Such perceived liability can cause pressure and consternation, too. Partly because of these mounting pressures, this interviewee later resigned as chair.
Communicating with Agencies: “From the Mouth of God”
Interviewees often felt that these problems were compounded by the fact that federal agencies at times communicated with local IRBs in limited or incomplete ways. IRBs may request clarifications from OHRP and the FDA concerning gray areas, but feel that the answers are “unhelpful.” Interviewees reported that these agencies would sometimes either not respond, or do so unsatisfactorily, merely reiterating the regulations, without offering clarification. “If they don’t want to say much, they’ll just repeat the regulations in five different ways” (IRB31).
In avoiding issuance of definitive official opinions, federal agencies may thus leave IRBs to wrestle on their own with these deep uncertainties. The lack of federal clarifications leads IRBs to work in an interpretive vacuum that can foster stress and discrepancies. As a chair said, “The Feds often seem to back away from taking a stand. They’ll turn it back to us, and say, ‘It’s up to the IRB.’ They’ll come in and criticize us later” (IRB25). Another chair elaborated,
Many times when you call for advice, they essentially just read back the regulations, and you basically have to make your own decision, which is great, until you have an audit and then you’re told: you didn’t make the right decision. (IRB6)
Chairs thus often feel frustrated and disappointed with these responses, referring IRBs back to the regulations themselves, rather than clarifying or elaborating guidelines. A chair commented,
We want to hear it from the mouth of God, and don’t get that. For the most part, we get vague generalities. That’s not what IRBs need—because all of us have a certain way of doing things. We may think that we handle things optimally, but may be inconsistent with what OHRP wants us to do. (IRB5)
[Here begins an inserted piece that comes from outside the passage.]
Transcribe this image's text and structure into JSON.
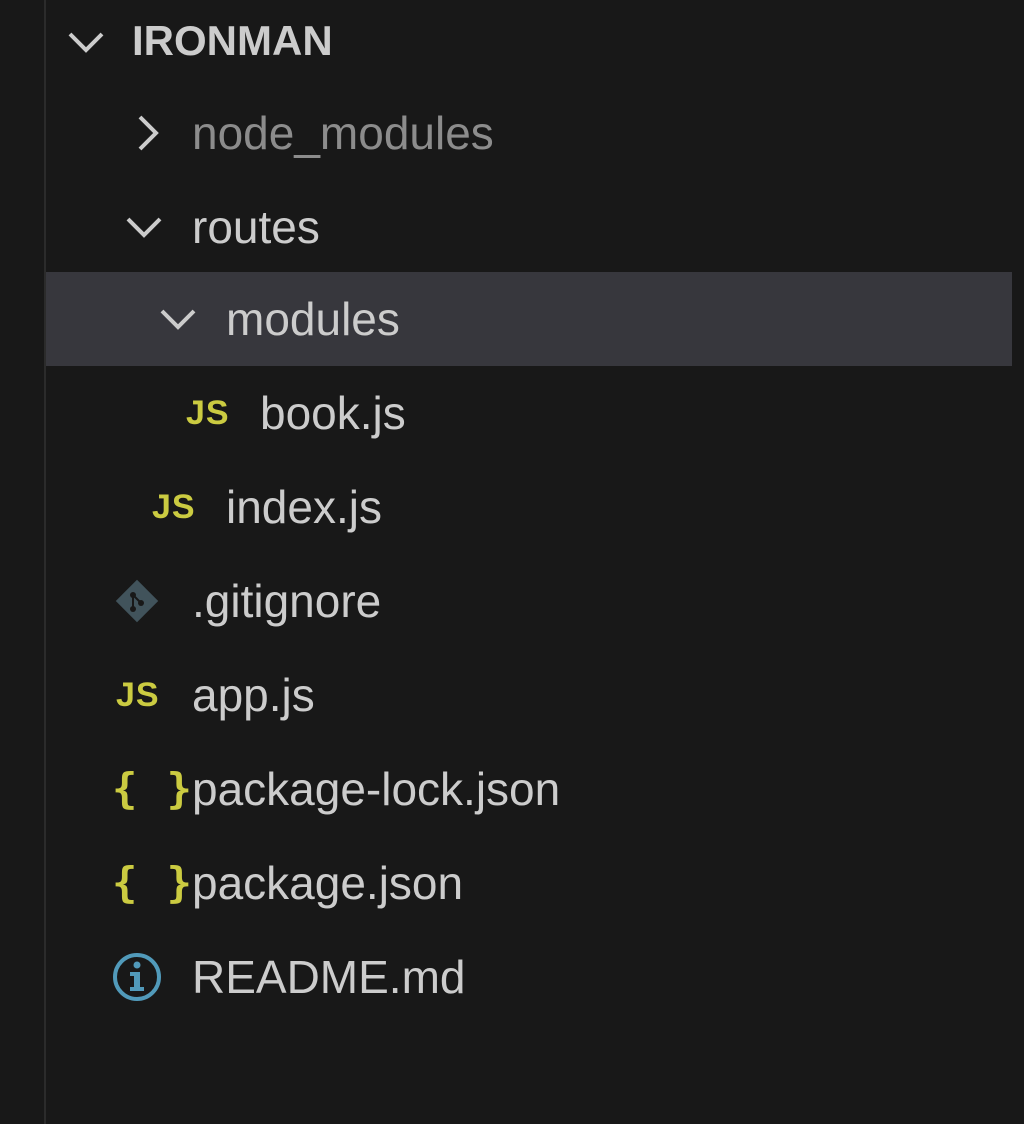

He highlights, too, IRB perceptions that agencies have considerable power and authority.
Moreover, agencies, when they do respond, may not do so in writing, or may say that the clarification does not apply more generally. The chair above continued, about OHRP:
They have not been forthcoming. In fact, it has been very difficult to get any kind of opinion from them, which is very disturbing. If we write to them for an opinion for a very specific situation, they make it very clear that their opinion is relevant to this very specific question, at this specific time, for this particular institution, for this particular subject—they are not providing any general rules or guidance or algorithms. And they rarely will put anything in writing. (IRB5)
More uniformity and clarification may be helpful, but elusive. These interviewees thus raise questions of how often these agencies communicate in writing vs. only verbally; how these decisions about communication are made; and whether differences exist in the content of these two different types of communications, and if so, how and why. Agencies may thus also foster variations among IRBs, though they have not generally been seen as doing so. This reticence may, however, impede optimal IRB functioning. Thus, changes may be needed in not only formal policy structures, but informal relationships as well.
Following an inquiry from an IRB, respondents felt that agency feedback, if it does arrive, may also be much delayed. An administrator said,
Of all the letters we sent, I just got a report back last week saying they have accepted our changes from two years ago! I have not gotten anything back from more recent reports. We’ve never gotten anything back from the FDA. We have very tight time limits for reporting, and 10 working days to make a decision. When it takes them two years to get back to us, it’s a little annoying. Not everything gets back in two years. We have not gotten back things from three years ago! Maybe they were fine with those things, and didn’t feel they needed to correspond back. If we got something back, it would give us validation that we did it right. Somebody said once that if there really were problems, you would hear from them. But how do we know? We get these random letters two years later, so it’s hard to know. (IRB1)
Interviewees felt that OHRP staff frequently won’t even discuss perceived reluctance in responding. As a compliance director said, “The response I get is: it’s in the queue” (IRB31). But without additional or timelier federal guidance, IRBs may be afraid, and thus hesitant to change. “Until something happens at that level, IRBs are going to be scared and very resistant to change” (IRB31). These interactions may thus have critical indirect effects.
OHRP staff may feel restrained, and want to avoid errors, partly reflecting pressures the agency itself may face. But lack of consistent agency guidelines can exacerbate discrepancies among IRBs. An administrator said, “They don’t want to make mistakes or appear like they are being overly prescriptive. But IRBs all need to be doing the same thing” (IRB1).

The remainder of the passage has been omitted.